Unser größtes Interesse nahm natürlich wieder der namenlose Felsgipfel in Anspruch, der damals noch unerstiegen war. Er überragt den Murmelsplankstock um zirka 60 m ., so daß er die Aussicht nach Norden vollständig versperrt und der Wichelplankstock nicht sichtbar ist. Seine Südseite sieht womöglich noch abschreckender aus; immerhin schien es uns denkbar, hier einen Aufstieg zu finden, doch reichte die Zeit zu einem Versuche nicht mehr aus ' ).

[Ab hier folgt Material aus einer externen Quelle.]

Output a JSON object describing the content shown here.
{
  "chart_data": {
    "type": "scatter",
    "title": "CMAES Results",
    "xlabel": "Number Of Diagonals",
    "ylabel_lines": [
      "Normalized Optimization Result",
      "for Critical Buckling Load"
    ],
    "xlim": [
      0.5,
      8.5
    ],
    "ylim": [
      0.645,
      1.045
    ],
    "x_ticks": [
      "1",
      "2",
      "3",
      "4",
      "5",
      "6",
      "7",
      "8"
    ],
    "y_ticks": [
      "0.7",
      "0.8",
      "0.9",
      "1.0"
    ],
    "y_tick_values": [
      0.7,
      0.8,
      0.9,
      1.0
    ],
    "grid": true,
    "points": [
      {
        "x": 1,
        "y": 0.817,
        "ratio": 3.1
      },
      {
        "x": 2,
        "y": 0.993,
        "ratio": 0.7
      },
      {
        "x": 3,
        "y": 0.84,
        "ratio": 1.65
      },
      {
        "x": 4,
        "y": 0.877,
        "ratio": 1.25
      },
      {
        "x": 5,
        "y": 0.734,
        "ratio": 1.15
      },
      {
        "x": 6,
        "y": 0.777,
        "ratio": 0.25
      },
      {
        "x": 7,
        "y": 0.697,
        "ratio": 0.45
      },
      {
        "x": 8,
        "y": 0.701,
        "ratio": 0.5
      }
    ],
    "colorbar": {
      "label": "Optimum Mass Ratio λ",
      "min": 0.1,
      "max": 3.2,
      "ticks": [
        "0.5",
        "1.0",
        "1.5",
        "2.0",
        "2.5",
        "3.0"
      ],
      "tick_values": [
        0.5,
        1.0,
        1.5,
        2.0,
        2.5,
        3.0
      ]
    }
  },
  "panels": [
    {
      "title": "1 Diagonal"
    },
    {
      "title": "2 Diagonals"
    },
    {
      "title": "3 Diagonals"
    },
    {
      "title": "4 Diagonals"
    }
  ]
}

Einen Glanzpunkt der Aussicht bilden die Fünffingerstöcke und die gegenüber kühn aufragenden Gipfel der Susten- und Fleckistockkette. Überhaupt verdiente der Murmelsplankstock als hübscher, leicht zu besteigender Aussichtsberg mehr Besuch; er ist ganz besonders für Frühsommertouren geeignet.
Wir verweilten gegen zwei Stunden auf dem Gipfel und nahmen den Abstieg wieder über den Südwestgrat bis in eine Scharte, wo uns nun eine prächtige Abfahrt in die tiefern Regionen bevorstand. Durch die mit Alpenrosen übersäten Matten der Oberplattialp wanderten wir hinunter ins Meiental und langten um 7 Uhr nach ermüdendem Talmarsche in Wassen an.
Für Bergsteiger, welche es vorziehen, jene Pfade zu betreten, die der breite Touristenstrom unbeachtet läßt, können die Berge nördlich vom Sustenpaß warm empfohlen werden. Es ist eine eigenartige, reizvolle Gebirgsgruppe, die noch den Hauch des Ursprünglichen atmet. Besonders wird eine Besteigung des Wichelplankstocks jeden Kletterer aufs höchste befriedigen.Henry Ludescher ( Sektion Uto ).